Spurred by the growing list of school tragedies such as the Columbine massacre, American General Financial Group—one of the biggest insurers of teachers—has created Red Apple, an online community where educators can communicate with each other about the issues that are important to them. Along with the virtual 3D environment, the site offers group discussion forums and a daily bulletin board that offers news relating to education and other issues.

This is a snapshot of a virtual space created with Meet3D.

The 3D multiuser component of Red Apple was created by DigitalSpace using its tool, Meet3D. The oldest developer of Web 3D multiuser communities, DigitalSpace is the brainchild of Bruce Damer, one of the instrumental players in the Active Worlds community, the most successful and long-lived 3D community on the Web. DigitalSpace has a client list that includes the NASA Ames research center, Xerox PARC, and Borders bookstores. Damer and his team have brought years of practical experience with Web 3D communities to the design of Meet3D, and it shows. They have created a virtual environment that is inviting and easy to use—perfect for the Web 3D novice.

Meet3D is a bold example of how Web 3D can move out of the specialized niche market of games and entertainment and into the the general public. The targeted users for these spaces are not the hip cybercitizens you might find in a community like Active Worlds. They are normal people who have probably never even heard of Web 3D. Because of this novice audience, it was key for Meet3D to be easy to access and operate. DigitalSpace chose to base Meet3D on Shout3D's lightweight, java based engine to eliminate the need for users to download a hefty plug-in. The Java engine also allows users to enter the world almost immediately, with a download time of about a minute and no need to install any new component on their computer. The Red Apple Online Virtual Community, the first Meet3D offering, was based on Shout3D v1.03, but future Meet3D worlds will be based on v2.0 of Shout3D, and will have more interactivity and better graphics.

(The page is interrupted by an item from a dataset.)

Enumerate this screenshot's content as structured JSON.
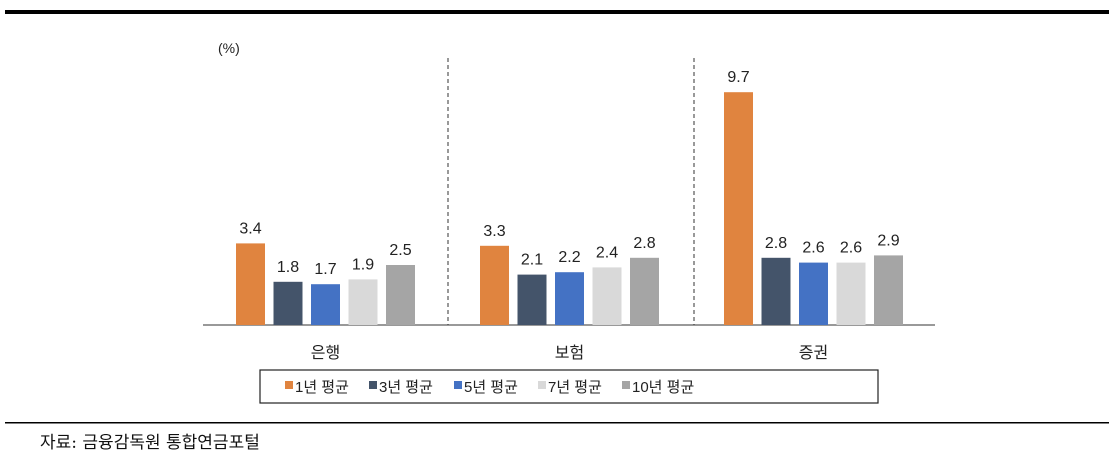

Cyberspace is maturing everyday, slowly leading us toward something as rich and complex as William Gibson's vision. There are many steps to take before we get there, but products like Meet3D are taking those steps already. The Red Apple Online Virtual Community isn't slick or cyberiffic, but it is a Web 3D community with a real purpose, for real people, and that is the first and most important step.

Ben de Leeuw teaches at several Bay Area animation colleges and is the author of Digital Cinematography (AP Professional, 1997).